Dear Living Well Daily,
Could a humble fruit be the key to warding off osteoporosis?
According to new research from NASA, maybe.
Recently, NASA and Texas A&M University discovered that eating a certain fruit may protect you from bone loss. And since bone density and osteoporosis are two major health concerns for aging folks, these small fruits just might be a game changer for those wanting to keep their bones healthy.
But what was even more incredible, this study showed that this fruit can help protect your bones, even when they are subjected to radiation! This means the fruit could even shield your bones from radiation during intense medical treatments or occupational exposures.
So what is this space-approved fruit?
Something your mom always told you to eat more of…
Prunes are dried plums and are chock-full of powerful antioxidants and have powerful anti-inflammatory properties that can protect your bones — even in space!
NASA scientists wanted to find a way to help protect against bone loss caused by radiation.
Astronauts, cancer patients and people in certain occupations can be exposed to significant amounts of radiation, greatly increasing their risk for osteoporosis.

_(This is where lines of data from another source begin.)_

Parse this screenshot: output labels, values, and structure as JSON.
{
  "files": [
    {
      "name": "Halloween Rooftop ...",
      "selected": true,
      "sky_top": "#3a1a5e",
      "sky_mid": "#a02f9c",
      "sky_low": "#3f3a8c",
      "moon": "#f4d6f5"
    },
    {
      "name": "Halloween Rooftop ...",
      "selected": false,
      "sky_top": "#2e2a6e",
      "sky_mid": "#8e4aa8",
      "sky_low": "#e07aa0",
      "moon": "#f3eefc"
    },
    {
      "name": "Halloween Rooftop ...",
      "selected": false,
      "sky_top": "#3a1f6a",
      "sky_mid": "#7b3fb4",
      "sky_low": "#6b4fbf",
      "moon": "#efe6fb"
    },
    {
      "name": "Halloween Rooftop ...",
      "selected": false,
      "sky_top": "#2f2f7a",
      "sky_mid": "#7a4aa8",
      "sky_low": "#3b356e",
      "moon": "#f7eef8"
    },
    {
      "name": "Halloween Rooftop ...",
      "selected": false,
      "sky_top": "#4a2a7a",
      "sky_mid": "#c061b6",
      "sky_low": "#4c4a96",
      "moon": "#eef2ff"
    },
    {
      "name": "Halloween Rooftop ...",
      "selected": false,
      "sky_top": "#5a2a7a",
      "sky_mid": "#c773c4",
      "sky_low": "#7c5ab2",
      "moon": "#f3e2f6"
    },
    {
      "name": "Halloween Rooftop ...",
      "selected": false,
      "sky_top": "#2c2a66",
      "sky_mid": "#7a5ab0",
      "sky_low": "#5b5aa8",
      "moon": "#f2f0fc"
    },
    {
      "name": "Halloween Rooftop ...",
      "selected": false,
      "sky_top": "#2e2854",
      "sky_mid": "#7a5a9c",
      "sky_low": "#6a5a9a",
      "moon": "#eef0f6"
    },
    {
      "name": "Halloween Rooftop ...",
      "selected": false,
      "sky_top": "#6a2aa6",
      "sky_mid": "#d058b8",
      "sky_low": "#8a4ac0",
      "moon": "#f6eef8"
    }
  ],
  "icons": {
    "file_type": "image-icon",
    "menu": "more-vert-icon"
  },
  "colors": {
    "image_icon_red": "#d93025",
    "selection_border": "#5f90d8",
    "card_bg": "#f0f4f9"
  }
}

After exposing rats to simulated space radiation, the researchers investigated several interventions with anti-inflammatory or antioxidant properties that they thought could prevent the oxidative stress and bone damage that can lead to cancellous bone loss, or “spongy bone.”
These interventions included dihydrolipoic acid, ibuprofen, an antioxidant cocktail and dried plums.
Nancy Turner, one of the researchers and a Texas A&M AgriLife research scientist, explains further:
Dried plums contain biologically active components that may provide effective interventions for loss of structural integrity caused by radiotherapy or unavoidable exposure to space radiation incurred over long-duration spaceflight. From this study, we can conclude that inclusion of dried plums in the diet may prevent the skeletal effects of radiation exposures either in space or here on Earth.
While this study focused on the extraterrestrial powers of prunes, there are other studies showing that these tiny fruits are also good for the bones of Earth-bound and radiation-free folks as well.
In fact, a study from San Diego State University showed that eating just five to six prunes a day could prevent and reverse bone loss in animals and humans alike.
So if you’re out shopping this weekend, do your bones a favor and pick up some prunes!